Bright and early on Friday, the town and the area elephants gather near the train station. Floats fashioned out of all the things elephants like to eat are interspersed. There are a couple of marching bands. And of course 200 elephants festooned with paint and crowns and moomoos. The area dignitaries ride on some. This, to me, would be a horrible honor, if anything for the heat. It’s become quite out of fashion to ride an elephant on a chair, but these folks still do it.
And then the pooper scoopers follow along.

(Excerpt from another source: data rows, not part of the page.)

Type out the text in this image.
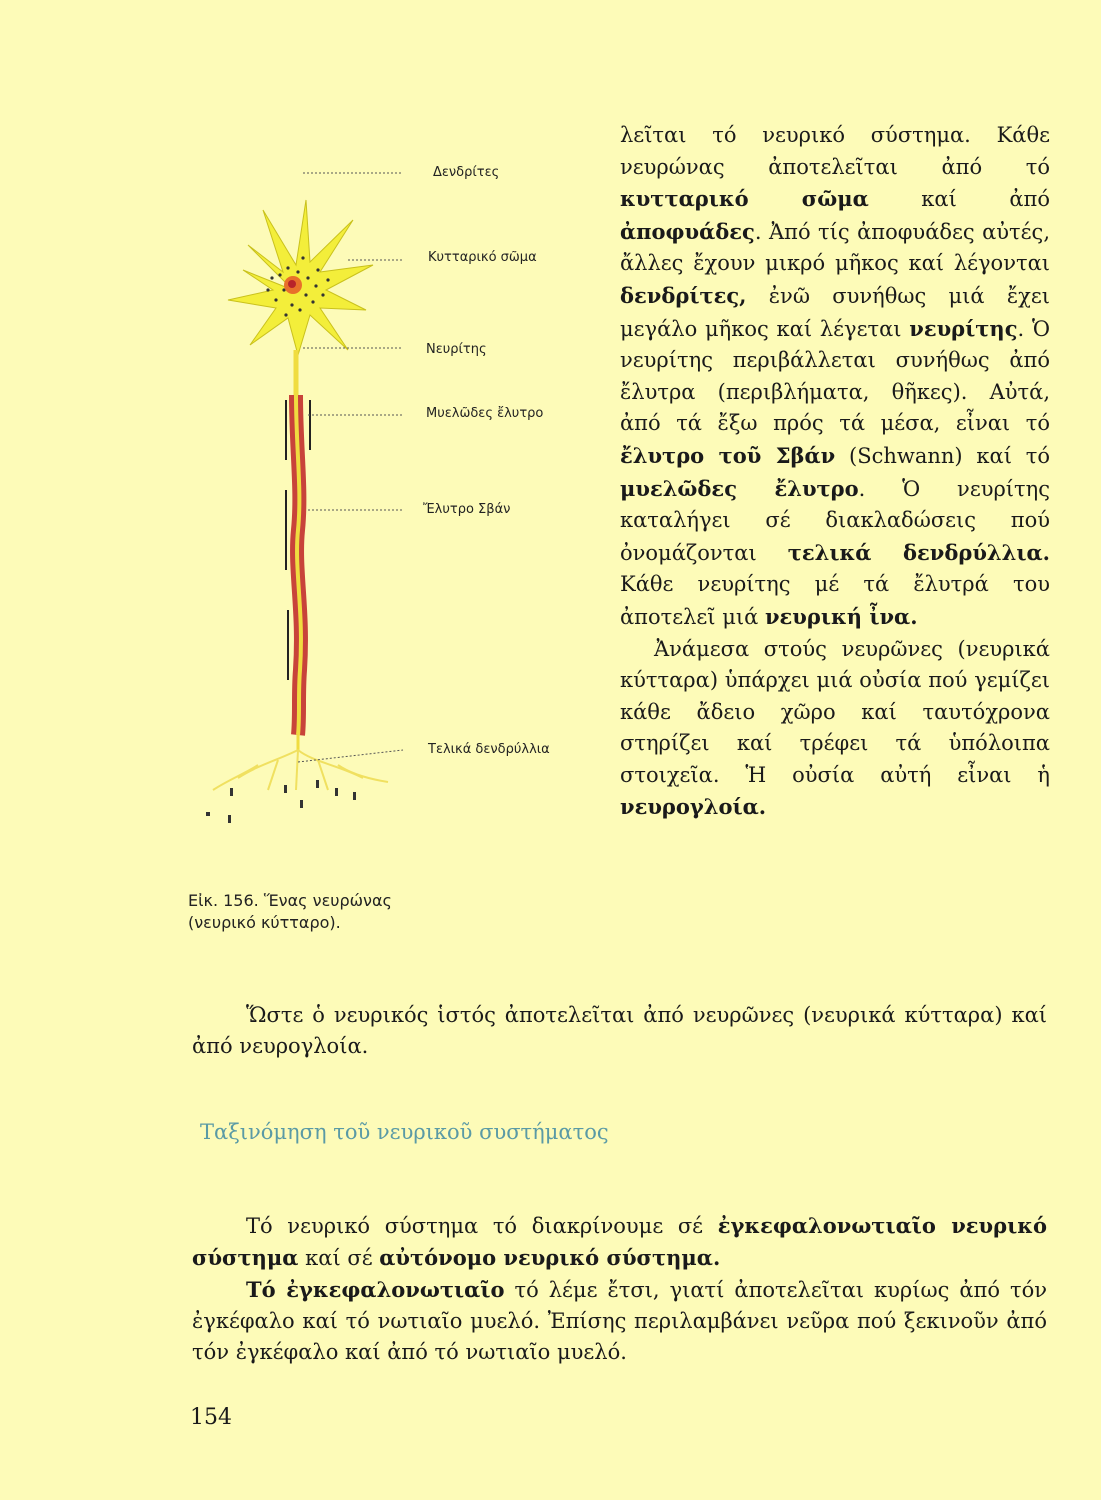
Δενδρίτες
Κυτταρικό σῶμα
Νευρίτης
Μυελῶδες ἔλυτρο
Ἔλυτρο Σβάν
Τελικά δενδρύλλια
Εἰκ. 156. Ἕνας νευρώνας
(νευρικό κύτταρο).

λεῖται τό νευρικό σύστημα. Κάθε νευρώνας ἀποτελεῖται ἀπό τό κυτταρικό σῶμα καί ἀπό ἀποφυάδες. Ἀπό τίς ἀποφυάδες αὐτές, ἄλλες ἔχουν μικρό μῆκος καί λέγονται δενδρίτες, ἐνῶ συνήθως μιά ἔχει μεγάλο μῆκος καί λέγεται νευρίτης. Ὁ νευρίτης περιβάλλεται συνήθως ἀπό ἔλυτρα (περιβλήματα, θῆκες). Αὐτά, ἀπό τά ἔξω πρός τά μέσα, εἶναι τό ἔλυτρο τοῦ Σβάν (Schwann) καί τό μυελῶδες ἔλυτρο. Ὁ νευρίτης καταλήγει σέ διακλαδώσεις πού ὀνομάζονται τελικά δενδρύλλια. Κάθε νευρίτης μέ τά ἔλυτρά του ἀποτελεῖ μιά νευρική ἶνα.

Ἀνάμεσα στούς νευρῶνες (νευρικά κύτταρα) ὑπάρχει μιά οὐσία πού γεμίζει κάθε ἄδειο χῶρο καί ταυτόχρονα στηρίζει καί τρέφει τά ὑπόλοιπα στοιχεῖα. Ἡ οὐσία αὐτή εἶναι ἡ νευρογλοία.

Ὥστε ὁ νευρικός ἱστός ἀποτελεῖται ἀπό νευρῶνες (νευρικά κύτταρα) καί ἀπό νευρογλοία.

Ταξινόμηση τοῦ νευρικοῦ συστήματος

Τό νευρικό σύστημα τό διακρίνουμε σέ ἐγκεφαλονωτιαῖο νευρικό σύστημα καί σέ αὐτόνομο νευρικό σύστημα.

Τό ἐγκεφαλονωτιαῖο τό λέμε ἔτσι, γιατί ἀποτελεῖται κυρίως ἀπό τόν ἐγκέφαλο καί τό νωτιαῖο μυελό. Ἐπίσης περιλαμβάνει νεῦρα πού ξεκινοῦν ἀπό τόν ἐγκέφαλο καί ἀπό τό νωτιαῖο μυελό.

154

At the other end of town, the dignitaries are let off and then the elephants are let loose on a 500+meter long buffet table of elephant food. Spectators gather on one side and hand the elephants food. But the elephants can help themselves to whatever they want. It is a food orgy of gigantic proportions.
The main elephant show takes place on Saturday morning at the National Elephant Stadium. 15 dollars for shaded seats. 10 dollars for unshaded. You want the shaded seats. Here the same elephants march, dance, and stand on their heads. They play soccer, throw darts and paint some pretty amazing pictures. They recreate ancient battles. Thailand always wins against the Burmese. It is everything you’d expect an elephant not to do.
And though the feats are amazing the spectacle is a bit ethically wounding. We wrestled with our feelings all weekend. It feels uncomfortable watching them do a pretty darn good “Funky Chicken” dance. Or score a goal with a soccer ball with their hind legs. It does not feel right for sure.
But, then one realizes that these elephants will live the lifespan of a man and this is the only way thes symbiotic parties can continue. This has been going on for centuries. Neither man nor beast knows any other way. And an elephant eats a lot of food.
Turning them loose in a diminishing land source seems like a certain death and a threat to a species who is certain to encounter conflict and humans with less understanding than their mahouts.
If you go, at least go for the parade. It is an amazing event and allows you to see eye to eye with these magnificent creatures. We stayed at the Slive Hotel which is new and closest to the elephant festival and grounds. It is still a tuk tuk ride to the stadium. Around 40 bucks gets you a room, breakfast and sub-par wifi. Nice rooftop bar area and a cheap mini bar. Two doors down, two old ladies run an open air Sri Chareon eatery They are slow, but tasty. We ate there twice.
Do go to the festival at least one night. There is a lot going on there. Admission is 75 cents for foreigners.
Decide for yourselves on the elephant shows. We got duped into the light and sound show. This is much the same show as the daytime show except darker and louder and generally not enjoyable.
I’m sure some of you, dear readers, may disapprove of the whole idea. Happy to discuss if you can be civil.